A spider monkey wearing a bulletproof vest was found dead after a bloody cartel shootout in Mexico among the bodies of 11 bullet-riddled gangsters, reports say.

The monkey was reported to be the pet of a man in his 20s said to be part of Mexico's notorious La Familia Michoacana cartel, according to The Mexico Daily Post.

Its owner was found dead with several bullet wounds and the monkey lying on its chest following a gunfight between the criminal group and authorities in the town of Texcaltitlan in Mexico City state on Tuesday. 

Photographs circulated on social media showed the small monkey lying splayed out dressed in a bulletproof vest, a camouflage jacket, and a diaper.


Mexican authorities confirmed the authenticity of the images, and said it was unclear whether the monkey died due to gunfire, said AP. 

"A primate was killed at the scene, which was presumably owned by a criminal who was also killed at the scene," state prosecutors said in a statement, according to AP.

The statement said an autopsy will be carried out by a veterinarian, and that authorities will consider whether to bring animal-trafficking charges against the surviving suspects.

According to The Mexico Daily Post, 10 men were killed during the shootout on Tuesday, and one more died in hospital. 

Authorities seized various weapons including firearms, vehicles and cartridges, and several suspects were detained, according to the paper.

The Attorney General's Office of the State of Mexico also released images of detained suspects, including five men and three women, Infobae reported.

A minor under the age of 15 was also arrested.
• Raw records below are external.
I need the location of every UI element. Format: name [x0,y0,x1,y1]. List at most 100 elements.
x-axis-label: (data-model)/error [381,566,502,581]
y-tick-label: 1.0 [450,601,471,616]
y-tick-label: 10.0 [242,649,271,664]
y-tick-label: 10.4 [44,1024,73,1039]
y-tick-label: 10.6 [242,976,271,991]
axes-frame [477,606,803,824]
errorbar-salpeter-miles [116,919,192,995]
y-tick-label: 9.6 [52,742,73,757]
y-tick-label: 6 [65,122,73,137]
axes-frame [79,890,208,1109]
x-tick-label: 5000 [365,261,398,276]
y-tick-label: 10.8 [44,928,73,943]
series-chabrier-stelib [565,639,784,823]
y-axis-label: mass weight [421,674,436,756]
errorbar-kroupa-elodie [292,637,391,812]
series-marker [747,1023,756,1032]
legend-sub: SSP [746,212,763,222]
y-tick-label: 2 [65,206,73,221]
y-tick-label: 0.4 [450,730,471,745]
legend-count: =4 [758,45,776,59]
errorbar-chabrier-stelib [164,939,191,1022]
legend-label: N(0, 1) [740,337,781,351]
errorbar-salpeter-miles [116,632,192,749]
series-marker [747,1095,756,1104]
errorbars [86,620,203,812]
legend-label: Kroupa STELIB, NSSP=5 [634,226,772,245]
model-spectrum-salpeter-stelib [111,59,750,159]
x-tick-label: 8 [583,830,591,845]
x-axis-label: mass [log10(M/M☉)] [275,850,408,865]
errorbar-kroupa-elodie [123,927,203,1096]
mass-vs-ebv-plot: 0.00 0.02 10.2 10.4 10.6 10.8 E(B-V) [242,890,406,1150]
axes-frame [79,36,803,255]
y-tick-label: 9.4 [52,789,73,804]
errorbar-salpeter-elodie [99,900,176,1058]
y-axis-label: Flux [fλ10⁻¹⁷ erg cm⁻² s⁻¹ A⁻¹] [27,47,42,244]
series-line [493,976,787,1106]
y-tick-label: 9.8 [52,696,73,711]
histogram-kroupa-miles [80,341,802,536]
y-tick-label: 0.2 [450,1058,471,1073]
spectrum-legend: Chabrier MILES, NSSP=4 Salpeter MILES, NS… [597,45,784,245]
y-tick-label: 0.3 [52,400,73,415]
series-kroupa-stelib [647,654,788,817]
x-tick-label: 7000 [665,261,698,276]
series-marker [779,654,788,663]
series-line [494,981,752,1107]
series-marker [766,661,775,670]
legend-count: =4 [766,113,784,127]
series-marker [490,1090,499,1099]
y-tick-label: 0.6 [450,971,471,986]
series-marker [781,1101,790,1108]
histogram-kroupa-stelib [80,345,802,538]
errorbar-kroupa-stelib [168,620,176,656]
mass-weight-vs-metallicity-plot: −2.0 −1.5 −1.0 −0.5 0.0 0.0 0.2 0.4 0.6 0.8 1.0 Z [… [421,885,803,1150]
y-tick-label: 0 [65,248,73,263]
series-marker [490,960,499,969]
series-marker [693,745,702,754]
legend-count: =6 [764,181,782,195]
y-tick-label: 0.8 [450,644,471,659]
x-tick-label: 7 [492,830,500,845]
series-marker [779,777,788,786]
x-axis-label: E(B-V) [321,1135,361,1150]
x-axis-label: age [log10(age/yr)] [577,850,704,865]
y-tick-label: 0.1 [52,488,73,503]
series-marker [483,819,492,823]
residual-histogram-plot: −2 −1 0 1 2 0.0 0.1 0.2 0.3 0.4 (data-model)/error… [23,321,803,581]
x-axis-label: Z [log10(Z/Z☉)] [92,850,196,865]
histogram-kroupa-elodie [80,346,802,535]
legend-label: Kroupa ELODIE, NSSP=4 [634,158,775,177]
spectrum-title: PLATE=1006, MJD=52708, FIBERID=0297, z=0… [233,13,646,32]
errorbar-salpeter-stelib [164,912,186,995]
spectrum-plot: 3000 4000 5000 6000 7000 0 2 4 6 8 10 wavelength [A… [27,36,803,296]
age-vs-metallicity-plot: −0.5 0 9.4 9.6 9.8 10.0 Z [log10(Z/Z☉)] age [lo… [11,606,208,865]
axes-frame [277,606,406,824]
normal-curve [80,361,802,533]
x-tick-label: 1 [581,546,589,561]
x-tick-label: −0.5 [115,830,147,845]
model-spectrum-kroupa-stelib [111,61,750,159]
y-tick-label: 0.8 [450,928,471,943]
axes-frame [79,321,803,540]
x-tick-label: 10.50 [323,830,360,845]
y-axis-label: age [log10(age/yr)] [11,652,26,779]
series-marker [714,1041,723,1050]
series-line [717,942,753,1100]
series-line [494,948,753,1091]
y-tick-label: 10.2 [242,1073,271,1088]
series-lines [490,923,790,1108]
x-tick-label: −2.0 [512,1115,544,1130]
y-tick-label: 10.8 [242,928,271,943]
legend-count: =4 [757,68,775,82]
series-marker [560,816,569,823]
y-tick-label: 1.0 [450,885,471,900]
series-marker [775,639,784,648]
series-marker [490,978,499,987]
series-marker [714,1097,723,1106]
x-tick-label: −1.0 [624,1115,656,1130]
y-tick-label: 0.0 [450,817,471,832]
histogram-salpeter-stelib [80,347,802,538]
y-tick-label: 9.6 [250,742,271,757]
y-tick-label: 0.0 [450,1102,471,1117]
The incident shines a light on criminals' fixation with exotic pets in Mexico. On the same day, videos circulated on social media of a Bengal tiger walking through the streets of Tecuala in western Mexico. 

A man can be seen approaching the tiger and placing a rope around its neck and leading it away. The tiger's claws and fangs had been removed, authorities said, according to AP. 

Security analyst David Saucedo told AP that Mexican drug traffickers often keep exotic animals as a symbol of status and power.

"Mexican drug traffickers copied from the Medellín cartel the custom of acquiring exotic animals and setting up private zoos," Saucedo told the outlet. "According to the code of the drug trafficking aristocracy, having a private zoo was a prerequisite for being part of the circle of big-time drug traffickers."